Дарси хотела прошмыгнуть мимо брата, но он загородил ей дорогу, обнял, поцеловал ее в макушку.
— Ну, полно, милая, поделись со мной. — Больше всего Эйдан сейчас боялся, что Тревор обидел ее и придется убить парня, с которым успел подружиться.
— Ох, Эйдан, не приставай. — Но он не отпустил ее. — Просто дурное настроение.
— Это для тебя не редкость, но ты не плакса. Из-за чего ты плакала?
— Думаю, сама виновата. — Ей было так уютно в объятиях брата, который никогда в жизни ее не подводил и не подведет. — У меня в голове столько всего накопилось, что показалось разумным избавиться кое от чего вместе со слезами.
Эйдан приготовился к худшему.
— Маги ничего не…
— Нет, нет. — В этом-то отчасти и заключалась ее проблема. Тревор ничего плохого не сделал, просто обманул ее ожидания. — Эйдан, скажи мне, когда ты путешествовал и столько всего видел, что ты чувствовал?
— Бывало и здорово, и отвратительно, но в целом — чудесно. — Вспоминая, он рассеянно гладил ее волосы. — Ты бы, наверное, сказала, что тогда и моя голова переполнилась, а странствия были моим способом избавиться от ненужного.
— Но ты вернулся. — Дарси отстранилась, вгляделась в его лицо. — Ты столько повидал, но ты вернулся сюда.
— Здесь дом. Если честно… — Большим пальцем Эйдан стер слезу с ее щеки. — Я не думал, что вернусь, во всяком случае, когда уезжал отсюда. Тогда я думал: вот Эйдан Галлахер отправляется повидать мир и найти в нем свое место. Но оказалось, что мое место всегда было здесь. Просто нужно было уехать, чтобы это понять и вернуться.
— Мама с папой не хотят возвращаться. — Глаза Дарси снова набухли слезами, хотя она была уверена, что уже выплакала все. — Иногда я безумно по ним скучаю. Конечно, не каждый день, но иногда, как подумаю, что они в Бостоне, в тысячах миль отсюда, просто дышать не могу.

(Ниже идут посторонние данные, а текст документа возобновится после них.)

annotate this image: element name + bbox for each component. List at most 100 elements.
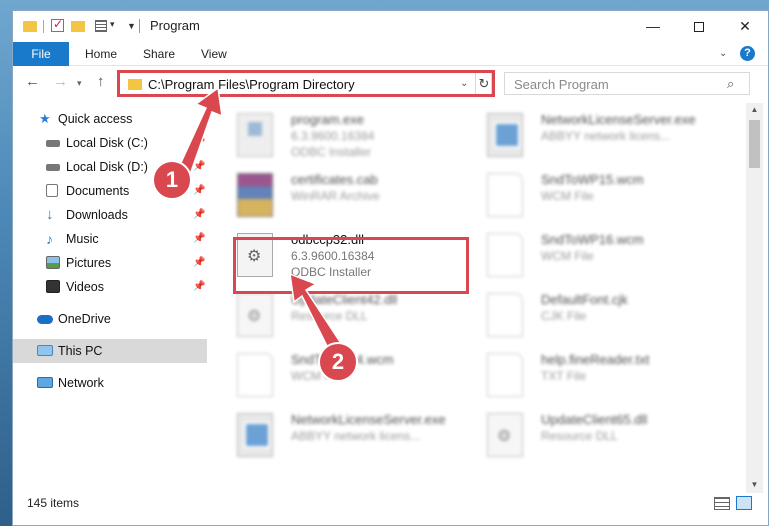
sidebar-item-downloads[interactable]: ↓ Downloads 📌 xyxy=(13,203,207,227)
document-icon xyxy=(487,293,523,337)
sidebar-item-label: Downloads xyxy=(66,208,128,222)
new-folder-icon[interactable] xyxy=(71,21,85,32)
search-icon[interactable]: ⌕ xyxy=(727,76,734,92)
sidebar-item-network[interactable]: Network xyxy=(13,371,207,395)
file-item[interactable]: UpdateClient65.dll Resource DLL xyxy=(463,407,703,467)
sidebar-item-videos[interactable]: Videos 📌 xyxy=(13,275,207,299)
file-item[interactable]: help.fineReader.txt TXT File xyxy=(463,347,703,407)
callout-1: 1 xyxy=(152,160,192,200)
search-placeholder: Search Program xyxy=(514,77,609,92)
scroll-up-icon[interactable]: ▲ xyxy=(746,105,763,114)
sidebar-item-label: This PC xyxy=(58,344,103,358)
properties-icon[interactable] xyxy=(95,20,107,32)
file-item[interactable]: DefaultFont.cjk CJK File xyxy=(463,287,703,347)
file-name: NetworkLicenseServer.exe xyxy=(291,412,446,427)
address-highlight-box xyxy=(117,70,495,97)
pin-icon[interactable]: 📌 xyxy=(193,179,205,203)
file-name: UpdateClient42.dll xyxy=(291,292,398,307)
sidebar-item-label: Pictures xyxy=(66,256,112,270)
file-type: Resource DLL xyxy=(541,429,618,443)
scroll-thumb[interactable] xyxy=(749,120,760,168)
up-arrow-icon[interactable]: ↑ xyxy=(97,73,105,90)
pin-icon[interactable]: 📌 xyxy=(193,275,205,299)
dll-gear-icon xyxy=(487,413,523,457)
file-type: CJK File xyxy=(541,309,587,323)
tab-view[interactable]: View xyxy=(189,42,239,66)
tab-file[interactable]: File xyxy=(13,42,69,66)
file-item[interactable]: program.exe 6.3.9600.16384 ODBC Installe… xyxy=(213,107,453,167)
cloud-icon xyxy=(37,315,53,324)
sidebar-item-label: Local Disk (D:) xyxy=(66,160,148,174)
item-count: 145 items xyxy=(27,496,80,510)
chevron-down-icon[interactable]: ▾ xyxy=(110,19,115,35)
sidebar-item-music[interactable]: ♪ Music 📌 xyxy=(13,227,207,251)
ribbon-tabs: File Home Share View ⌄ ? xyxy=(13,42,768,66)
window-title: Program xyxy=(150,18,200,33)
minimize-button[interactable]: — xyxy=(630,11,676,42)
file-name: UpdateClient65.dll xyxy=(541,412,648,427)
sidebar-item-pictures[interactable]: Pictures 📌 xyxy=(13,251,207,275)
maximize-button[interactable] xyxy=(676,11,722,42)
file-name: program.exe xyxy=(291,112,364,127)
pin-icon[interactable]: 📌 xyxy=(193,227,205,251)
sidebar-item-label: Videos xyxy=(66,280,104,294)
file-item[interactable]: certificates.cab WinRAR Archive xyxy=(213,167,453,227)
sidebar-item-local-disk-c[interactable]: Local Disk (C:) 📌 xyxy=(13,131,207,155)
file-item[interactable]: UpdateClient42.dll Resource DLL xyxy=(213,287,453,347)
archive-icon xyxy=(237,173,273,217)
computer-icon xyxy=(37,345,53,356)
file-type: Resource DLL xyxy=(291,309,368,323)
file-name: SndToWP16.wcm xyxy=(541,232,644,247)
close-button[interactable]: ✕ xyxy=(722,11,768,42)
pin-icon[interactable]: 📌 xyxy=(193,203,205,227)
network-icon xyxy=(37,377,53,388)
file-item[interactable]: SndToWP16.wcm WCM File xyxy=(463,227,703,287)
recent-locations-icon[interactable]: ▾ xyxy=(77,78,82,89)
customize-toolbar-icon[interactable]: ▼ xyxy=(127,21,136,37)
file-item[interactable]: NetworkLicenseServer.exe ABBYY network l… xyxy=(463,107,703,167)
file-description: ODBC Installer xyxy=(291,145,372,159)
sidebar-item-quick-access[interactable]: ★ Quick access xyxy=(13,107,207,131)
status-bar: 145 items xyxy=(13,493,768,525)
tiles-view-icon[interactable] xyxy=(736,496,752,510)
file-item[interactable]: NetworkLicenseServer.exe ABBYY network l… xyxy=(213,407,453,467)
callout-2: 2 xyxy=(318,342,358,382)
scroll-down-icon[interactable]: ▼ xyxy=(746,480,763,489)
drive-icon xyxy=(46,164,60,171)
application-icon xyxy=(487,113,523,157)
file-highlight-box xyxy=(233,237,469,294)
explorer-window: ▾ ▼ Program — ✕ File Home Share View ⌄ ?… xyxy=(12,10,769,526)
folder-icon[interactable] xyxy=(23,21,37,32)
music-icon: ♪ xyxy=(46,231,53,247)
forward-arrow-icon[interactable]: → xyxy=(53,73,68,90)
vertical-scrollbar[interactable]: ▲ ▼ xyxy=(746,103,763,493)
file-name: help.fineReader.txt xyxy=(541,352,650,367)
pin-icon[interactable]: 📌 xyxy=(193,131,205,155)
back-arrow-icon[interactable]: ← xyxy=(25,73,40,90)
file-type: WCM File xyxy=(541,249,594,263)
document-icon xyxy=(237,353,273,397)
file-item[interactable]: SndToWP15.wcm WCM File xyxy=(463,167,703,227)
sidebar-item-label: Network xyxy=(58,376,104,390)
expand-ribbon-icon[interactable]: ⌄ xyxy=(719,48,727,59)
file-name: certificates.cab xyxy=(291,172,378,187)
search-input[interactable]: Search Program ⌕ xyxy=(504,72,750,95)
help-icon[interactable]: ? xyxy=(740,46,755,61)
quick-access-divider xyxy=(43,20,44,33)
file-name: NetworkLicenseServer.exe xyxy=(541,112,696,127)
properties-check-icon[interactable] xyxy=(51,17,64,32)
document-icon xyxy=(487,173,523,217)
file-name: SndToWP15.wcm xyxy=(541,172,644,187)
tab-home[interactable]: Home xyxy=(73,42,129,66)
tab-share[interactable]: Share xyxy=(131,42,187,66)
application-icon xyxy=(237,113,273,157)
sidebar-item-this-pc[interactable]: This PC xyxy=(13,339,207,363)
navigation-bar: ← → ▾ ↑ C:\Program Files\Program Directo… xyxy=(13,69,768,99)
sidebar-item-onedrive[interactable]: OneDrive xyxy=(13,307,207,331)
pin-icon[interactable]: 📌 xyxy=(193,251,205,275)
pictures-icon xyxy=(46,256,60,269)
pin-icon[interactable]: 📌 xyxy=(193,155,205,179)
file-type: ABBYY network licens... xyxy=(291,429,421,443)
details-view-icon[interactable] xyxy=(714,497,730,510)
file-name: DefaultFont.cjk xyxy=(541,292,628,307)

Злясь на себя, что так расклеилась, Дарси стала отчаянно тереть лицо руками.
— Они приезжали на свадьбы и опять приедут, когда родится твой ребенок, но все равно это не то, что раньше.
— Да. Я тоже по ним скучаю.
Дарси кивнула. От его слов ей стало немного легче.
— Я знаю, что они там счастливы, и это помогает. Когда они звонят или пишут, у них столько новостей, они так гордятся «Пабом Галлахеров», который построили в Бостоне.
— Мы теперь международная франшиза, — гордо сказал Эйдан и с радостью увидел улыбку Дарси.
— Следующий паб построим в Турции или еще где-нибудь. — Дарси вздохнула. — Они там счастливы, и я знаю, что когда-нибудь навещу их, но я боюсь, что если уеду, то могу и не вернуться. Эйдан, я очень хочу путешествовать, увидеть другие страны, но я не хочу терять то, что у меня есть здесь.
— Суть не в потерях, а в переменах. И ты не узнаешь, что изменится, пока не уедешь. Тебе не терпелось уехать, как только ты стала самостоятельной. Я был таким же. Вот Шон никогда не хотел уехать, ему это даже в голову не приходило.
— Иногда мне хочется быть такой, как он. — Дарси пристально посмотрела на Эйдана. — Но если ты когда-нибудь передашь ему эти мои слова, я поклянусь, что ты солгал.
Рассмеявшись, Эйдан дернул ее за волосы.
— Вот так-то лучше.
— Подожди, это еще не все. — Дарси сунула руку в карман, сжала пальцами драгоценный камень. — Я должна решить, прав ли Тревор и следует ли мне подписать его контракт и позволить ему сделать из меня певицу.
— Ты и так певица.
— Там другое, и ты это знаешь.
— М-да. Ты интересуешься моим мнением?
— Хотелось бы и его положить на чашу весов.
— Ты будешь прекрасной певицей. И я говорю это не потому, что я твой брат. Когда я скитался, мне довелось слышать множество голосов. Дарси, твой лучший и всегда был лучшим.
— Да, я могла бы петь, — тихо согласилась Дарси. — Я верю, что никого не подведу, наоборот, оправдаю все самые смелые ожидания. И мне это понравится. — Ее глаза заблестели. — Я, кажется, могла бы прожить на одном только внимании и интересе людей, без еды и питья.
— Тогда пиршество тебе обеспечено.
— Наверное. Тревор сегодня устроил разговор с директором лондонского филиала, Найджелом. Тот не обещал мне дорогу, устланную розами, и я благодарна ему за это. Это будет тяжелая работа.
— Ты умеешь работать. И умеешь ловко увиливать от работы, что не менее важно.
Еще один камень скатился с ее плеч.
— Не пришлось бы увиливать, если бы ты не был безжалостным эксплуататором. У меня такое чувство, что Тревор вылеплен из того же теста. Он подгоняет меня, а мне это не очень-то нравится.
— Похоже, ты все уже решила.
— Похоже. — Дарси помолчала, прислушиваясь к себе, и обнаружила, что испытывает облегчение, но никак не волнение. Волнение придет позже. — Я еще не все разложила по полочкам и не готова дать ответ Тревору. Пусть помучается еще немного и, может, поднимет ставки.
— Умница.
— Сделка на условиях Галлахеров. Но и это еще не все. — Затаив дыхание, Дарси вытащила из кармана сапфир и протянула его Эйдану. И не удивилась, заметив в его глазах мгновенное узнавание и что-то вроде смирения.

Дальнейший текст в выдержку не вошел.